Why does this matter? Well, a pound of fat burns 5 calories a day and a pound of muscle burns 50 calories a day. This is very important news because it can help us understand why a woman’s metabolism slows down. It indeed does since we are naturally losing muscle mass and naturally gaining fat at the same time. So if cardio is the favored choice, then let’s look at the calorie burning opportunities of both cardio and weight training (aerobic vs anaerobic).

Cardio, short for cardiovascular, and known as aerobic, increases the heart rate and pumps blood faster throughout the body and heart. The continuous activity allows oxygen into the lungs and throughout the body. It strengthens your heart and keeps it healthy because of working that muscle (did you know the heart is a muscle?). Weight lifting, which is a form of anaerobic work, is the opposite and it is short bursts of activity or energy without oxygen. This is why lifting heavy weights is done in sets with breaks in between. So muscles work hard during the reps and tissue is broken down to rebuild later.

Aerobic work has the most calorie burn during the time of exercise and 4-6 hours afterwards. This is great because even after you are done with that run, your body is still burning more energy than in a resting state, which means your calorie burn is higher for a bit. Anaerobic typically burns less than cardio during the workout but continues that energy/calorie burn for 24-48 hours afterwards. That is a big jump. Not only that, but if cardio only helps decrease fat, then the metabolism at a resting state stays about the same as normal. On the other hand, heavy weight training not only helps burn fat but increases muscle mass. Muscle also takes up less space that fat. So if you decrease 3 pounds of fat and increase 3 pounds of muscle, your gain is still 135 of extra calories burned EACH DAY WHILE RESTING. This is huge news because it means the metabolism can be increased! The secret is not just getting rid of fat but increasing muscle mass as well.

This changes everything. This means a 35 minute heavy weight lifting workout can replace a 1 1/2 hour of running on a treadmill and still give you a longer burn. No longer do you need to be discouraged when all your efforts burn you out and your clothes fit just as tight. Less work with “more bang for your buck” so to speak.
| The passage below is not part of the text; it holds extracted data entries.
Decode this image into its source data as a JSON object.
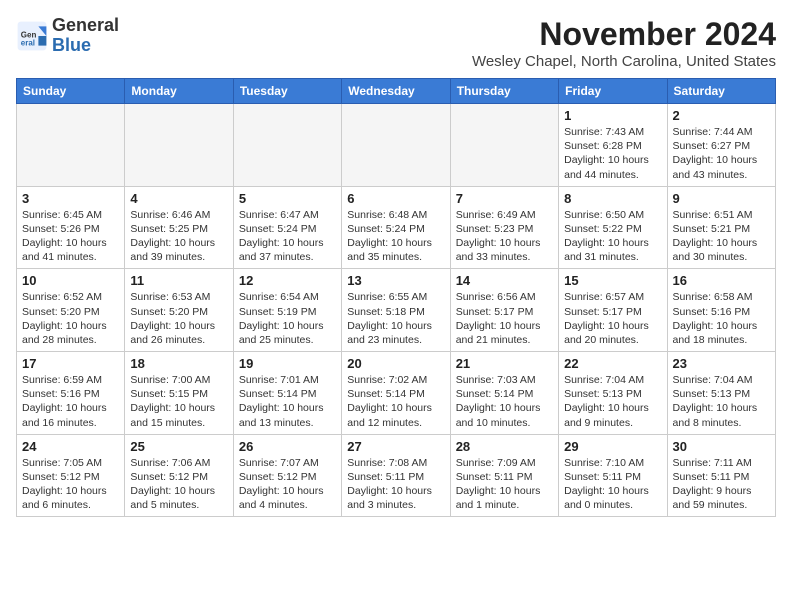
{
  "logo": {
    "general": "General",
    "blue": "Blue"
  },
  "title": "November 2024",
  "subtitle": "Wesley Chapel, North Carolina, United States",
  "days_header": [
    "Sunday",
    "Monday",
    "Tuesday",
    "Wednesday",
    "Thursday",
    "Friday",
    "Saturday"
  ],
  "weeks": [
    [
      {
        "day": "",
        "info": ""
      },
      {
        "day": "",
        "info": ""
      },
      {
        "day": "",
        "info": ""
      },
      {
        "day": "",
        "info": ""
      },
      {
        "day": "",
        "info": ""
      },
      {
        "day": "1",
        "info": "Sunrise: 7:43 AM\nSunset: 6:28 PM\nDaylight: 10 hours and 44 minutes."
      },
      {
        "day": "2",
        "info": "Sunrise: 7:44 AM\nSunset: 6:27 PM\nDaylight: 10 hours and 43 minutes."
      }
    ],
    [
      {
        "day": "3",
        "info": "Sunrise: 6:45 AM\nSunset: 5:26 PM\nDaylight: 10 hours and 41 minutes."
      },
      {
        "day": "4",
        "info": "Sunrise: 6:46 AM\nSunset: 5:25 PM\nDaylight: 10 hours and 39 minutes."
      },
      {
        "day": "5",
        "info": "Sunrise: 6:47 AM\nSunset: 5:24 PM\nDaylight: 10 hours and 37 minutes."
      },
      {
        "day": "6",
        "info": "Sunrise: 6:48 AM\nSunset: 5:24 PM\nDaylight: 10 hours and 35 minutes."
      },
      {
        "day": "7",
        "info": "Sunrise: 6:49 AM\nSunset: 5:23 PM\nDaylight: 10 hours and 33 minutes."
      },
      {
        "day": "8",
        "info": "Sunrise: 6:50 AM\nSunset: 5:22 PM\nDaylight: 10 hours and 31 minutes."
      },
      {
        "day": "9",
        "info": "Sunrise: 6:51 AM\nSunset: 5:21 PM\nDaylight: 10 hours and 30 minutes."
      }
    ],
    [
      {
        "day": "10",
        "info": "Sunrise: 6:52 AM\nSunset: 5:20 PM\nDaylight: 10 hours and 28 minutes."
      },
      {
        "day": "11",
        "info": "Sunrise: 6:53 AM\nSunset: 5:20 PM\nDaylight: 10 hours and 26 minutes."
      },
      {
        "day": "12",
        "info": "Sunrise: 6:54 AM\nSunset: 5:19 PM\nDaylight: 10 hours and 25 minutes."
      },
      {
        "day": "13",
        "info": "Sunrise: 6:55 AM\nSunset: 5:18 PM\nDaylight: 10 hours and 23 minutes."
      },
      {
        "day": "14",
        "info": "Sunrise: 6:56 AM\nSunset: 5:17 PM\nDaylight: 10 hours and 21 minutes."
      },
      {
        "day": "15",
        "info": "Sunrise: 6:57 AM\nSunset: 5:17 PM\nDaylight: 10 hours and 20 minutes."
      },
      {
        "day": "16",
        "info": "Sunrise: 6:58 AM\nSunset: 5:16 PM\nDaylight: 10 hours and 18 minutes."
      }
    ],
    [
      {
        "day": "17",
        "info": "Sunrise: 6:59 AM\nSunset: 5:16 PM\nDaylight: 10 hours and 16 minutes."
      },
      {
        "day": "18",
        "info": "Sunrise: 7:00 AM\nSunset: 5:15 PM\nDaylight: 10 hours and 15 minutes."
      },
      {
        "day": "19",
        "info": "Sunrise: 7:01 AM\nSunset: 5:14 PM\nDaylight: 10 hours and 13 minutes."
      },
      {
        "day": "20",
        "info": "Sunrise: 7:02 AM\nSunset: 5:14 PM\nDaylight: 10 hours and 12 minutes."
      },
      {
        "day": "21",
        "info": "Sunrise: 7:03 AM\nSunset: 5:14 PM\nDaylight: 10 hours and 10 minutes."
      },
      {
        "day": "22",
        "info": "Sunrise: 7:04 AM\nSunset: 5:13 PM\nDaylight: 10 hours and 9 minutes."
      },
      {
        "day": "23",
        "info": "Sunrise: 7:04 AM\nSunset: 5:13 PM\nDaylight: 10 hours and 8 minutes."
      }
    ],
    [
      {
        "day": "24",
        "info": "Sunrise: 7:05 AM\nSunset: 5:12 PM\nDaylight: 10 hours and 6 minutes."
      },
      {
        "day": "25",
        "info": "Sunrise: 7:06 AM\nSunset: 5:12 PM\nDaylight: 10 hours and 5 minutes."
      },
      {
        "day": "26",
        "info": "Sunrise: 7:07 AM\nSunset: 5:12 PM\nDaylight: 10 hours and 4 minutes."
      },
      {
        "day": "27",
        "info": "Sunrise: 7:08 AM\nSunset: 5:11 PM\nDaylight: 10 hours and 3 minutes."
      },
      {
        "day": "28",
        "info": "Sunrise: 7:09 AM\nSunset: 5:11 PM\nDaylight: 10 hours and 1 minute."
      },
      {
        "day": "29",
        "info": "Sunrise: 7:10 AM\nSunset: 5:11 PM\nDaylight: 10 hours and 0 minutes."
      },
      {
        "day": "30",
        "info": "Sunrise: 7:11 AM\nSunset: 5:11 PM\nDaylight: 9 hours and 59 minutes."
      }
    ]
  ]
}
How is this achieved? It means swapping out cardio 2-3 days a week to start lifting heavy weights. There are plenty of workouts out there that can guide you. The key is muscle failure and having proper form. You may start out lighter on the weights but you should be gaining strength which means bumping up in weight gradually. So even if you start with 5 pounds weights, you should not still be there in 6 months.

This also takes time. Consistency is key. Just like it takes time to put on weight, it takes time to take it off. The process is not a quick fix, it is a lifestyle of doing both exercise and eating healthy. But if weight lifting is implemented, metabolism will speed up and changes will occur. No more killing yourself doing cardio everyday, it is time to understand the way your body was created and use it to your benefit. Healthy weight must be managed with a full understanding of caring for the body. It is a well-rounded approach of work and rest coupled with proper nutrition. That is the “magic bullet” so many are looking for, except it is called a healthy lifestyle. So continue cardio but start picking up those weights.